Species of flowering plant

Pholisma sonorae, commonly known as sandfood, is a rare and unusual species of flowering plant endemic to the Sonoran Deserts to the west of Yuma, Arizona in the California Yuha, Mojave Desert and Colorado Desert, and south in the Yuma Desert, where it is known from only a few locations.

==Description==
Pholisma sonorae is a perennial herb which grows in sand dunes, its fleshy stem extending down to two meters (six feet) below the surface and emerging above as a small rounded or ovate form. It may be somewhat mushroom-shaped if enough sand blows away to reveal the top of the stem. It is a parasitic plant which attaches to the roots of various desert shrubs such as wild buckwheats, ragweeds, plucheas, and Tiquilia plicata and T. palmeri to obtain nutrients.
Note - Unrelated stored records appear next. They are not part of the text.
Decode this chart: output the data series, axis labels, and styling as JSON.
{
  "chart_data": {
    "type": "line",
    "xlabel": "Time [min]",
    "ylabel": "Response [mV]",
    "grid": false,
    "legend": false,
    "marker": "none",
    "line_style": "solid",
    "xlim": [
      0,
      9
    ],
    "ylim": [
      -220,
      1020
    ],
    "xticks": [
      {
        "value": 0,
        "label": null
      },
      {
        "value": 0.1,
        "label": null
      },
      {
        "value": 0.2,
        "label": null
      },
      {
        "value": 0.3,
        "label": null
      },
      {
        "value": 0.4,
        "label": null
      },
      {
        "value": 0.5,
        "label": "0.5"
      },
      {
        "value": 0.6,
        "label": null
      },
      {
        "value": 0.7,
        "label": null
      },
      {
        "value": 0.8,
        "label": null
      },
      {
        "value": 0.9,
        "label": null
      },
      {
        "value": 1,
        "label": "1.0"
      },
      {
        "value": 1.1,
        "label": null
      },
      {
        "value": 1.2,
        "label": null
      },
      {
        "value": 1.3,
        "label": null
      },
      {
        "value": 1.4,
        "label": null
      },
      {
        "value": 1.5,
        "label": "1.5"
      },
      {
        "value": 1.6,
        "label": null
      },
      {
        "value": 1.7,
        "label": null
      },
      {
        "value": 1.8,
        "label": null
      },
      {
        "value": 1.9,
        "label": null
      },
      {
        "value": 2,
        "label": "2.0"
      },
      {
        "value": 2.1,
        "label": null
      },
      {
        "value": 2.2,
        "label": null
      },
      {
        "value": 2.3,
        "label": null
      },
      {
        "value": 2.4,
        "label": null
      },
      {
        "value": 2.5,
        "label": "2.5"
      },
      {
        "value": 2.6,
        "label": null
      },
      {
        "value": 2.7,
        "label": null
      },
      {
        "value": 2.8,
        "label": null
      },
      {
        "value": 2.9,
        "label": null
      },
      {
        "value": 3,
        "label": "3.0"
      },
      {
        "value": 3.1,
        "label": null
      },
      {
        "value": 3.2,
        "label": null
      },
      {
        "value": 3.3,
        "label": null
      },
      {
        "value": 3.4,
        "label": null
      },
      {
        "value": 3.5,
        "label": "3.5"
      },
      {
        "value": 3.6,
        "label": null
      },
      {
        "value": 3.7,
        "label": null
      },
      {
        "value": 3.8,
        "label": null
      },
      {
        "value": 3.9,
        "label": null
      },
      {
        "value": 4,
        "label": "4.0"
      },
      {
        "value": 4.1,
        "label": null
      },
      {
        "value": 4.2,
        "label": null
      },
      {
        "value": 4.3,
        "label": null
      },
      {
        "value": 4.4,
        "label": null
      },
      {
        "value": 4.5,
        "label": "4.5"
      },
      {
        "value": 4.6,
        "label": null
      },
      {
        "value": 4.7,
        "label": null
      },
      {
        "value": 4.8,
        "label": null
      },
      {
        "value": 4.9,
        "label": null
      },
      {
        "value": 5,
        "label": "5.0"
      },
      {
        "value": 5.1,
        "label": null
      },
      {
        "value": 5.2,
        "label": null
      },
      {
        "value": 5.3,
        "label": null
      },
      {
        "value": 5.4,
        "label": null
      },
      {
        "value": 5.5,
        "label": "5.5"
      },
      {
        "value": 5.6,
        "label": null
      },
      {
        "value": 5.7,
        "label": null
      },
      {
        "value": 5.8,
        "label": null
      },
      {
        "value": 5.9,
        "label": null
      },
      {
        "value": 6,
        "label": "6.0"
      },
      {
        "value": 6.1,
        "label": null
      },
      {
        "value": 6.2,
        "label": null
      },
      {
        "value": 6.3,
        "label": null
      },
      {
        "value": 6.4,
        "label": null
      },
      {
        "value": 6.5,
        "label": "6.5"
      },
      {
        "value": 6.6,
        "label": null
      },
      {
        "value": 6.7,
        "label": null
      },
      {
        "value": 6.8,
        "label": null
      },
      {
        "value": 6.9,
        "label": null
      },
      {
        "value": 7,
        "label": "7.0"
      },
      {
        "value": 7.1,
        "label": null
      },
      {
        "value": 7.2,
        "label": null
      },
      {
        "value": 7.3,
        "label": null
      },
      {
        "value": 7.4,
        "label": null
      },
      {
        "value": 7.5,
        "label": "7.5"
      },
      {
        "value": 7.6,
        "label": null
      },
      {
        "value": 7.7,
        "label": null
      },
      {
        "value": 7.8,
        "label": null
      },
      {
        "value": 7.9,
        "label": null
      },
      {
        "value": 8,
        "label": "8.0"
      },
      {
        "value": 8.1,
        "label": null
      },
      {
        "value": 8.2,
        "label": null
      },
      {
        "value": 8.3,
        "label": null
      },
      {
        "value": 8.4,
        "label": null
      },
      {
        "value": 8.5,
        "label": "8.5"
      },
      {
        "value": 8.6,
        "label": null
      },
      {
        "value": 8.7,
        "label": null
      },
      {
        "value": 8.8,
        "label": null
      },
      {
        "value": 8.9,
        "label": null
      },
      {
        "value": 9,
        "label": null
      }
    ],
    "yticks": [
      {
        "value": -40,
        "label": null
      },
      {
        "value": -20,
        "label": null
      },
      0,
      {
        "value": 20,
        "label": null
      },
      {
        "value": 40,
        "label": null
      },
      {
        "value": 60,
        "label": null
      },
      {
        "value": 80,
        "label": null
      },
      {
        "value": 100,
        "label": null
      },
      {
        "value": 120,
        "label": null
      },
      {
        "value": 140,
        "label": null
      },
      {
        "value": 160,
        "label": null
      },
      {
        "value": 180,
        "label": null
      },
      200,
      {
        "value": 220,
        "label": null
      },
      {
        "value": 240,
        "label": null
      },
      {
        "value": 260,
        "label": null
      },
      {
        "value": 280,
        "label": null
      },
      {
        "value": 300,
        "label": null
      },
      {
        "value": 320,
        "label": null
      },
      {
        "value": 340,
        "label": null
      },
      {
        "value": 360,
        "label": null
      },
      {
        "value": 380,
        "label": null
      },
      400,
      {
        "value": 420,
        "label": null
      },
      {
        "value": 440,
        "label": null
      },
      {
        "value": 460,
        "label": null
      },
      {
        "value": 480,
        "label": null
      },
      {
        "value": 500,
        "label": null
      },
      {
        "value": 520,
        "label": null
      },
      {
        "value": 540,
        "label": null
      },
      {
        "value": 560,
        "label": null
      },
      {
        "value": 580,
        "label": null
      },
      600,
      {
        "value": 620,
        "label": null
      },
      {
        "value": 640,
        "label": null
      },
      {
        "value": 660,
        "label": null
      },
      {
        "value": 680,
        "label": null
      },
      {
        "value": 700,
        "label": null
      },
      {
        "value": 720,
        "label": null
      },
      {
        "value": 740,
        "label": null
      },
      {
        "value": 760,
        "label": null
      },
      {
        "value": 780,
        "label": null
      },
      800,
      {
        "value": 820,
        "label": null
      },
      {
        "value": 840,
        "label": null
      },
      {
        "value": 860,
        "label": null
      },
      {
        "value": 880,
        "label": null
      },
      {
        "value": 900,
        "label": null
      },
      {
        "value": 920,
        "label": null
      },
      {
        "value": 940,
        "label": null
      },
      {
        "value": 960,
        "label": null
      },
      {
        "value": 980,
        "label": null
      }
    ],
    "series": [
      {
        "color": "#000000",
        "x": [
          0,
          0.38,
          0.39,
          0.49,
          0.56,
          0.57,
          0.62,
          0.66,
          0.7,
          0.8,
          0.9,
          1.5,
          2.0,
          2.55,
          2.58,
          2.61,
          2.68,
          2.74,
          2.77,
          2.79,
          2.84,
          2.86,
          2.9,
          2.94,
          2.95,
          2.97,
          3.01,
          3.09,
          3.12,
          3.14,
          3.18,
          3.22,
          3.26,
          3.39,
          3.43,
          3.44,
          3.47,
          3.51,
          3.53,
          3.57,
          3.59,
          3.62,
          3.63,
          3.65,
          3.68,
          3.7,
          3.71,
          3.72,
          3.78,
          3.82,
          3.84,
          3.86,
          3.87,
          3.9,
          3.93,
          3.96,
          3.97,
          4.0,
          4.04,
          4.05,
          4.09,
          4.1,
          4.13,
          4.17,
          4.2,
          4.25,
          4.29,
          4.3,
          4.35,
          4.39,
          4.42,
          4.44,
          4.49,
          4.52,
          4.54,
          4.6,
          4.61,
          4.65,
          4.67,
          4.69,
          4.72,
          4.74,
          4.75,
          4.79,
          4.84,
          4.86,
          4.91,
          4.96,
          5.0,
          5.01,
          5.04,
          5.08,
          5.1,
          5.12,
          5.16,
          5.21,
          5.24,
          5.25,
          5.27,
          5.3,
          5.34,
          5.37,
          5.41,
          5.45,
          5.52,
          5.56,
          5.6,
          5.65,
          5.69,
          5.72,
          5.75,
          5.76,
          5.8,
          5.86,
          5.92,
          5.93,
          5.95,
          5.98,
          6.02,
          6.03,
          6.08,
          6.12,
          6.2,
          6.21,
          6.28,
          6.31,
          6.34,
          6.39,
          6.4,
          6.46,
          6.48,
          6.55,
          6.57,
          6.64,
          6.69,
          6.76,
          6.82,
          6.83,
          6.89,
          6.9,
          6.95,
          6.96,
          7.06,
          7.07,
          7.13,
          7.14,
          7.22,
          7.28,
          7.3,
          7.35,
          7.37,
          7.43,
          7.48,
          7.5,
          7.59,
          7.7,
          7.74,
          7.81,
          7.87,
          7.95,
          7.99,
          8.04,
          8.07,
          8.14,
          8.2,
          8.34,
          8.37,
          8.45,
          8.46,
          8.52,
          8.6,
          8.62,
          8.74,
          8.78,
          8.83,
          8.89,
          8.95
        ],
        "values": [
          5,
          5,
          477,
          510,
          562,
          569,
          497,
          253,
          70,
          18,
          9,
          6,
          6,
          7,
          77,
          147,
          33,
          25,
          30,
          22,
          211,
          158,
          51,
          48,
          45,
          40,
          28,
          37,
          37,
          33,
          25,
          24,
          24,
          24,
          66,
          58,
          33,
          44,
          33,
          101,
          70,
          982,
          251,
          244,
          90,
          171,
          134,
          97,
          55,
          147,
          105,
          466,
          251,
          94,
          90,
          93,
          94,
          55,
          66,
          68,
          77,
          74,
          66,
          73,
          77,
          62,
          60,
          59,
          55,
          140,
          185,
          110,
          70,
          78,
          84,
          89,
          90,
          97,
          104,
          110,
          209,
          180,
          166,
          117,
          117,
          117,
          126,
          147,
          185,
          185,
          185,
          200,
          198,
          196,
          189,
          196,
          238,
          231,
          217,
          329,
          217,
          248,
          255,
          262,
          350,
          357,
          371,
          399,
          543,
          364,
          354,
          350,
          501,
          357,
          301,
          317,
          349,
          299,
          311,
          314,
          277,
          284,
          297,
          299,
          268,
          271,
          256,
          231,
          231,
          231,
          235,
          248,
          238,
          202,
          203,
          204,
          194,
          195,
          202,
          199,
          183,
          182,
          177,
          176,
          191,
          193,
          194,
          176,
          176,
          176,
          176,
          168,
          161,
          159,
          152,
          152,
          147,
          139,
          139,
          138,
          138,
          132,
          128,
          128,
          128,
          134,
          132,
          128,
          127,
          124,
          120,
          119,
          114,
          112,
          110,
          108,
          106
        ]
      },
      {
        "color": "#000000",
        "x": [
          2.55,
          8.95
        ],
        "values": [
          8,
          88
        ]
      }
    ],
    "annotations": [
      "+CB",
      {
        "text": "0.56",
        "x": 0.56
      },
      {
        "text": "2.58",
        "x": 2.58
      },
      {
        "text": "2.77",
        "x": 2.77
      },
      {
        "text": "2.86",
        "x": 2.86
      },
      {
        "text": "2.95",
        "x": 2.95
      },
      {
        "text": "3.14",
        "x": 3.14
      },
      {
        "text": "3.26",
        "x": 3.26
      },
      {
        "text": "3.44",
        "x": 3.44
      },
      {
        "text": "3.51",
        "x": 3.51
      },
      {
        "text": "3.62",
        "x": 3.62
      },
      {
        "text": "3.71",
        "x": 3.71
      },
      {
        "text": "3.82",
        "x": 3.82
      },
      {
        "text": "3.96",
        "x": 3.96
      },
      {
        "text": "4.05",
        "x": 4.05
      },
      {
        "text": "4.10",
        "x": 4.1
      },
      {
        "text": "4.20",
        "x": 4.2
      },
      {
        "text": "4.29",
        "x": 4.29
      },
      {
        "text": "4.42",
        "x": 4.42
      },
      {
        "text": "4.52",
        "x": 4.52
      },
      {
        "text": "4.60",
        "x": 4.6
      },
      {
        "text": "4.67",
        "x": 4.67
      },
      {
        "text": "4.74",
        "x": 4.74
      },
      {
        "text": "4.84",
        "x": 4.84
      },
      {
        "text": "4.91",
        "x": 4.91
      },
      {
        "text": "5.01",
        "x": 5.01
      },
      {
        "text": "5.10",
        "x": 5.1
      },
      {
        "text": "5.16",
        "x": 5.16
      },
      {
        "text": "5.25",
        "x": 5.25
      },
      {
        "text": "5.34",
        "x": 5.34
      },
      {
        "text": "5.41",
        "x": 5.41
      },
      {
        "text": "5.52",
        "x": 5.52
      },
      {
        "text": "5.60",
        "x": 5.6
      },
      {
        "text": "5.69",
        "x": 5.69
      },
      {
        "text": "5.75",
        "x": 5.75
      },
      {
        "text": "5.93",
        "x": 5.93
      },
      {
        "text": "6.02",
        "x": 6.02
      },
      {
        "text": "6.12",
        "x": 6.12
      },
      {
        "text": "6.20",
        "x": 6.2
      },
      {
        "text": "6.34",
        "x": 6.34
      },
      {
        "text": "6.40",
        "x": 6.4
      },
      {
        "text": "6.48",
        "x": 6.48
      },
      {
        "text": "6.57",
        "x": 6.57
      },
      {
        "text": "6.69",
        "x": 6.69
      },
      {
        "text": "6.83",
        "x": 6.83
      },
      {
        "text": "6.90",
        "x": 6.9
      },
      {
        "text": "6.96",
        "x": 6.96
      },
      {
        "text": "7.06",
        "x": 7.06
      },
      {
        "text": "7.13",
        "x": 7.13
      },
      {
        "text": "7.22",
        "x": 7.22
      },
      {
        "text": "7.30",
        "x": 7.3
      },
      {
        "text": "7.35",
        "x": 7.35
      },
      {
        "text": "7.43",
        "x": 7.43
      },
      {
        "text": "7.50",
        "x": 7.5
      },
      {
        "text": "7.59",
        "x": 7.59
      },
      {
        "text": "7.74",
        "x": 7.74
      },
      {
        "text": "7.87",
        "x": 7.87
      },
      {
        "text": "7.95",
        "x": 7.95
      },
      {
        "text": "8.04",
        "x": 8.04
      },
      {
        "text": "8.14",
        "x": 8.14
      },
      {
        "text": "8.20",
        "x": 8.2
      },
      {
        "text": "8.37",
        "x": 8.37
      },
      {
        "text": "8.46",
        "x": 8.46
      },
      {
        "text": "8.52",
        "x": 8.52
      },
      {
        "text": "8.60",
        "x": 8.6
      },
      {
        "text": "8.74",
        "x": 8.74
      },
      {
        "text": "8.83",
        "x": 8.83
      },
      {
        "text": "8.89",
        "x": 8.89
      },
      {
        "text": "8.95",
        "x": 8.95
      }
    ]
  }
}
As a heterotroph, the Pholisma sonorae plant lacks chlorophyll and is grayish, whitish, or brown in color. It has glandular scale-like leaves along its surface. It is speculated that the plant obtains water, not from its host plants, but through stomata in its leaves. The plant blooms in centimeter-wide flowers which are pink to purple in color with white margins.

==Uses==
This was an important food item for certain desert-dwelling Native American peoples, including the Cocopah and the Hia C-eḍ O'odham.

==Status==
The plant is rare and threatened by off-road vehicle use in much of its habitat of sandy dunes. Other threats include military activities, development, agriculture, habitat loss, and non-native plants. Pholisma sonorae is ranked 1B.2 on the California Native Plant Society's Rare Plant Inventory, meaning it is rare, threatened, or endangered in California and elsewhere.